July 26, 2004

There Are 3 New Critical Updates

by Nick Montfort · , 12:19 am

The first of these updates from ebr (Electronic Book Review is actually four-in-one: the Game Theories section of First Person, with essays by Henry Jenkins, Jesper Juul, Celia Pearce, and Eric Zimmerman. This section was one of my favorites in First Person, offering some solid ideas as well as provocations.

Sure, Eric’s essay is a bit slap-happy (you’ll see what I mean) but he does really drive towards definitions in a way that is useful for understanding games, and never forgets that that understanding, not the establishing of definitions, is the real purpose. Henry’s essay describes various sorts of interplay between narrative aspects and game aspects, and how this interplay is often mediated through space. Since new media works (such as works of interactive fiction) that have both gaming and narrative aspects particularly interest me, I find Henry’s perspective quite useful. Jesper’s essay is a good sketch of a relationship between in-game time and time as experienced by the interactor — similar in many important ways, I must note, to the discussion of time in the narrative world and the world of narrating that Gerard Genette undertakes in Narrative Discourse. Jesper is undertaking something new, here, be relating interactive experience to time in the simulated world. But if it can be informed by algebra and the theory of computation (mappings and state machines are mentioned) it seems like there may also be something to be learned from existing theories of isochrony and anachrony.

The second bit of criticism is Alan Sondheim’s review of Drawn Inward and Other Poems, by Mike McGuire.
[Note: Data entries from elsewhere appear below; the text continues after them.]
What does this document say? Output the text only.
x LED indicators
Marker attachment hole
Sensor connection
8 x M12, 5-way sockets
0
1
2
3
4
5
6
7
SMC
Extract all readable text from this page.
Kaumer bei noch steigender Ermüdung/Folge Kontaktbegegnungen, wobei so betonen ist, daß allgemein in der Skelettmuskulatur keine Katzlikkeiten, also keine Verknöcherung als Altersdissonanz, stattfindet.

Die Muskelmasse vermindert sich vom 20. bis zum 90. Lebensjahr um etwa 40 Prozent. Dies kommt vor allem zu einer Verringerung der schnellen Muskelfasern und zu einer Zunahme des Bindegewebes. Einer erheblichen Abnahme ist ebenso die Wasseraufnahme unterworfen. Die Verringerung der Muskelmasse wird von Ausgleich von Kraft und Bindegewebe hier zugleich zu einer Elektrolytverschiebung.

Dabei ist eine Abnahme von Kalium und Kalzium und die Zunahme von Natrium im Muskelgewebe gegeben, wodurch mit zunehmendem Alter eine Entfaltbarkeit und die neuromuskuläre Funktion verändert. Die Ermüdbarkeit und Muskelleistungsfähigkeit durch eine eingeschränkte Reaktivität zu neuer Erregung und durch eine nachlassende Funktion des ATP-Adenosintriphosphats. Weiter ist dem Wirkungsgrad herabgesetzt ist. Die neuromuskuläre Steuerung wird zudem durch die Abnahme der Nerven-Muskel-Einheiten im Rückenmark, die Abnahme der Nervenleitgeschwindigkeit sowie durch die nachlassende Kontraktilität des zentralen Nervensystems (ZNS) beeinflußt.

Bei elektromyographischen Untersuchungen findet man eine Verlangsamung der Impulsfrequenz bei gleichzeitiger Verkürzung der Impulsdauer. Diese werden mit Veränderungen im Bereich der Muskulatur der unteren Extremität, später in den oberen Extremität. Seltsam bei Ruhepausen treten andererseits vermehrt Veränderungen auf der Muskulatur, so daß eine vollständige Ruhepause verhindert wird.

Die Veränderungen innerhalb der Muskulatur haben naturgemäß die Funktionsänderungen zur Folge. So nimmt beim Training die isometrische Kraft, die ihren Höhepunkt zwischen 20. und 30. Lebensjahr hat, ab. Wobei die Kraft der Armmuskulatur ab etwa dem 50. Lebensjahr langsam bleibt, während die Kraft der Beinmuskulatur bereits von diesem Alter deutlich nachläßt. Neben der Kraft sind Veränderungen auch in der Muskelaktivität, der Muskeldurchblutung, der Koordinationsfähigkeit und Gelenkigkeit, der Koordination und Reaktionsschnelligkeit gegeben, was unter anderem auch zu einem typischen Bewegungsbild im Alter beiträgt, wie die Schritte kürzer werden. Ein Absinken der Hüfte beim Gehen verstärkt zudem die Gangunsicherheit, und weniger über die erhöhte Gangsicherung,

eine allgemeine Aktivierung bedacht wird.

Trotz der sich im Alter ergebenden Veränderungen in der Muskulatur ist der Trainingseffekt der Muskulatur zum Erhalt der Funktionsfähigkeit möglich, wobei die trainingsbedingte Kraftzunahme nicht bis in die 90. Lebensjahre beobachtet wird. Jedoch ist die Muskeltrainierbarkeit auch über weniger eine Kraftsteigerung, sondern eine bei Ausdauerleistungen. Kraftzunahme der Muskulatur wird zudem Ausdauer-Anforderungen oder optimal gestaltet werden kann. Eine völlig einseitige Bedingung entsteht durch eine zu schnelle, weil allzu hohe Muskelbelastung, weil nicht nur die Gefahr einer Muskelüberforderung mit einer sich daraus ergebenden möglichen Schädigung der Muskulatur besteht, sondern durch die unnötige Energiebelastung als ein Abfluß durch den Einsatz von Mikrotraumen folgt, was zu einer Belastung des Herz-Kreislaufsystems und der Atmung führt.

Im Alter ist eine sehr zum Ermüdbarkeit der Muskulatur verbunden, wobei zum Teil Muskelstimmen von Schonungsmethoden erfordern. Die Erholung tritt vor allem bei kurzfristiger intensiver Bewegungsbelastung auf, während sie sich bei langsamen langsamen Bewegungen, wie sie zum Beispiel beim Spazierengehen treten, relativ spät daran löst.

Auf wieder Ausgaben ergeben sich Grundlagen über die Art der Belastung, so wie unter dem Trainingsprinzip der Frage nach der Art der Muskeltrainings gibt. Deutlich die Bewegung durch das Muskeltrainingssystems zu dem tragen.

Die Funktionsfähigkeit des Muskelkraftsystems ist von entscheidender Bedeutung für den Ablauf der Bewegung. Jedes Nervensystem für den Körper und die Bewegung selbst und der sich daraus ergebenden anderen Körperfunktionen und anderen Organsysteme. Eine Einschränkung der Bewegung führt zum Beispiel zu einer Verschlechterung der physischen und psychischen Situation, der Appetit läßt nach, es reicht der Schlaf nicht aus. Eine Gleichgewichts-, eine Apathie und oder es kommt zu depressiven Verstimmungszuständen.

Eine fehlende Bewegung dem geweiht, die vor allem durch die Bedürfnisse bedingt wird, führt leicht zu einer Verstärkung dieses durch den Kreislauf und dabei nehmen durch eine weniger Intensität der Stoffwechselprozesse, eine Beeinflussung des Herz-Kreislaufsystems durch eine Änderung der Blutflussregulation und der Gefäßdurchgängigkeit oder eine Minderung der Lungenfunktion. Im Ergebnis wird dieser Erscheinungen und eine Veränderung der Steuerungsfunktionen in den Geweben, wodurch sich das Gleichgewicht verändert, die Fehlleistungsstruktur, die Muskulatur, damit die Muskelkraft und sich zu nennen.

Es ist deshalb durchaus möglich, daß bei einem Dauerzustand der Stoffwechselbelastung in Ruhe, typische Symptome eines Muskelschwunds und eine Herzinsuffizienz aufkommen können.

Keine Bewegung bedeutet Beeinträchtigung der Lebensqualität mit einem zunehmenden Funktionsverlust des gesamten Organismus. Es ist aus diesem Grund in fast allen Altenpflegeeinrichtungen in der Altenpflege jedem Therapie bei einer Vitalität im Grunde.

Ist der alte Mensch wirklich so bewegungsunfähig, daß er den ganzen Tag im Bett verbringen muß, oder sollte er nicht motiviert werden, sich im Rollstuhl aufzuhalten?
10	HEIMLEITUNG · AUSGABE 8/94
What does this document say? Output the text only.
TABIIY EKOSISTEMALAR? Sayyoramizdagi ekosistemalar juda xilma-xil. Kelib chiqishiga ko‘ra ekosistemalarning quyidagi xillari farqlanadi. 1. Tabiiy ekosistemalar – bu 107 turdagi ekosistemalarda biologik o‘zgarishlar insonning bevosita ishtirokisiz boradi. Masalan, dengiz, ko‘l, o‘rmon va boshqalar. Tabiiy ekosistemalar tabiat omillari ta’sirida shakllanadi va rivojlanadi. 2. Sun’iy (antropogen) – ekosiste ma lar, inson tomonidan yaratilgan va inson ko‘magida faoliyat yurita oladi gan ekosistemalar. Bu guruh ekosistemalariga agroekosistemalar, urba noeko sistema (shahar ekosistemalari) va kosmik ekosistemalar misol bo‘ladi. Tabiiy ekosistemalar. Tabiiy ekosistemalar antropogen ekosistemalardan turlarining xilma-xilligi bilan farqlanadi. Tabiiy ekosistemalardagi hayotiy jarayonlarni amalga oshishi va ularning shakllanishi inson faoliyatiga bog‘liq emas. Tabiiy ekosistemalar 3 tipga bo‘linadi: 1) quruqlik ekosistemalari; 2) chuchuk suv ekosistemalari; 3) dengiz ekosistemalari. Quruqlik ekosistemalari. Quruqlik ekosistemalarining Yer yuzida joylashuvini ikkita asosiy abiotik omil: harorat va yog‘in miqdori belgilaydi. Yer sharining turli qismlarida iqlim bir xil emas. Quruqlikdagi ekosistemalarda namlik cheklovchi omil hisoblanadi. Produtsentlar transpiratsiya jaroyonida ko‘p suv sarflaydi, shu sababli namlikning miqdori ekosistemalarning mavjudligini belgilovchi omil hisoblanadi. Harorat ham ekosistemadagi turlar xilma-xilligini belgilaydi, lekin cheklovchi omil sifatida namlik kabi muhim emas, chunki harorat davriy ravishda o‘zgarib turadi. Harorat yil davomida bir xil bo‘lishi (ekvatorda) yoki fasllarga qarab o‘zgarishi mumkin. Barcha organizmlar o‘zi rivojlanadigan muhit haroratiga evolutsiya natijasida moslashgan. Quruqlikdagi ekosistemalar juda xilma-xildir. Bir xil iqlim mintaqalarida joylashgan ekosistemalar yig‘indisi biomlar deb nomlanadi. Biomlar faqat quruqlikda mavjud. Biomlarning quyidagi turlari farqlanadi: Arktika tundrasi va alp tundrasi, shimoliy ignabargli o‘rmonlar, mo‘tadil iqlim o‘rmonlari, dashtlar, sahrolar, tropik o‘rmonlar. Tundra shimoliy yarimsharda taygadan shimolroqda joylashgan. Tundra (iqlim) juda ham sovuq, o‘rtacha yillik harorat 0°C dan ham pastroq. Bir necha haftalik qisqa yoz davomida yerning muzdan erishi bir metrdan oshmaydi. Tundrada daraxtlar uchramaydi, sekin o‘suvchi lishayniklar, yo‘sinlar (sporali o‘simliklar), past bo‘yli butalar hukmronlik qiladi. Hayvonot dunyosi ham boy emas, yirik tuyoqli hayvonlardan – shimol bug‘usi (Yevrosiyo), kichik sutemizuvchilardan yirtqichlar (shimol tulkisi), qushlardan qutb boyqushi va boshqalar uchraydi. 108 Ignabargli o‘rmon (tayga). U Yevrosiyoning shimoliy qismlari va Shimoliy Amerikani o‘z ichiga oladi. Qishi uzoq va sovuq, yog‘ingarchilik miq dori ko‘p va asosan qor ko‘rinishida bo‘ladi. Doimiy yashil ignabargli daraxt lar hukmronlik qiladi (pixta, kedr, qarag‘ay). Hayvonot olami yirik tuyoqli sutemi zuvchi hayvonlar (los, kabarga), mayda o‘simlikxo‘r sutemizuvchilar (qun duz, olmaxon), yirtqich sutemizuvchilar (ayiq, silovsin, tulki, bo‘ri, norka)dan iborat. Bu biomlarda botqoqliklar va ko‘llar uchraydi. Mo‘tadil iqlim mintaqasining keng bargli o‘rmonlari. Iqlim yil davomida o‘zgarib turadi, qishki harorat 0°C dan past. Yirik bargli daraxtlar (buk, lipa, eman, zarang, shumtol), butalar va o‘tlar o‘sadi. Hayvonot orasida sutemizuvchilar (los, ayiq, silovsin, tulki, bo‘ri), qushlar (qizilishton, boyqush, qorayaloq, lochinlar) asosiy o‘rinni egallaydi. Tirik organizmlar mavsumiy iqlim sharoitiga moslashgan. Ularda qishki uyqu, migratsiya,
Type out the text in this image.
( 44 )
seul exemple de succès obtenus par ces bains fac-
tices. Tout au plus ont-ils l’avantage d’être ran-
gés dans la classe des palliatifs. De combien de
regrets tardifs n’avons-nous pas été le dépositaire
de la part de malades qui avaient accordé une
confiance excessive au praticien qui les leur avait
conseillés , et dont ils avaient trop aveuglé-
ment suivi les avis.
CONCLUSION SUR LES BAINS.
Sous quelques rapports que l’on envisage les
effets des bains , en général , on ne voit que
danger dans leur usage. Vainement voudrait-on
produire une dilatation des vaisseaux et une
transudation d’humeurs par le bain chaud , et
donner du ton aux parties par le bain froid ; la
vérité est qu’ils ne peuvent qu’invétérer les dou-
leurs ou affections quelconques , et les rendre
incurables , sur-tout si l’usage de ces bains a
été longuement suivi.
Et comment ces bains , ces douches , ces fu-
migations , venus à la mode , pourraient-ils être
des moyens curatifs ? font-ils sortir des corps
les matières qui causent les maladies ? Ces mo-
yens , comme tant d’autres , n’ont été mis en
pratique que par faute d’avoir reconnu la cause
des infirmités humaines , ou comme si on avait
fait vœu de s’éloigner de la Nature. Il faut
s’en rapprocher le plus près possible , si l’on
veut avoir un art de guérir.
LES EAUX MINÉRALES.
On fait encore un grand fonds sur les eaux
I’m very pleased to see this positive review of Mike’s book of palindromic, “redivider,” and other poems, not only because I designed the book, but also because I greatly enjoy Mike’s poems, and hope that others will get to as well.

Finally, for that third update: All the poor saps who don’t read Grand Text Auto will get to see the nice &Now trip report that Scott wrote with William Gillespie and Rob Wittig.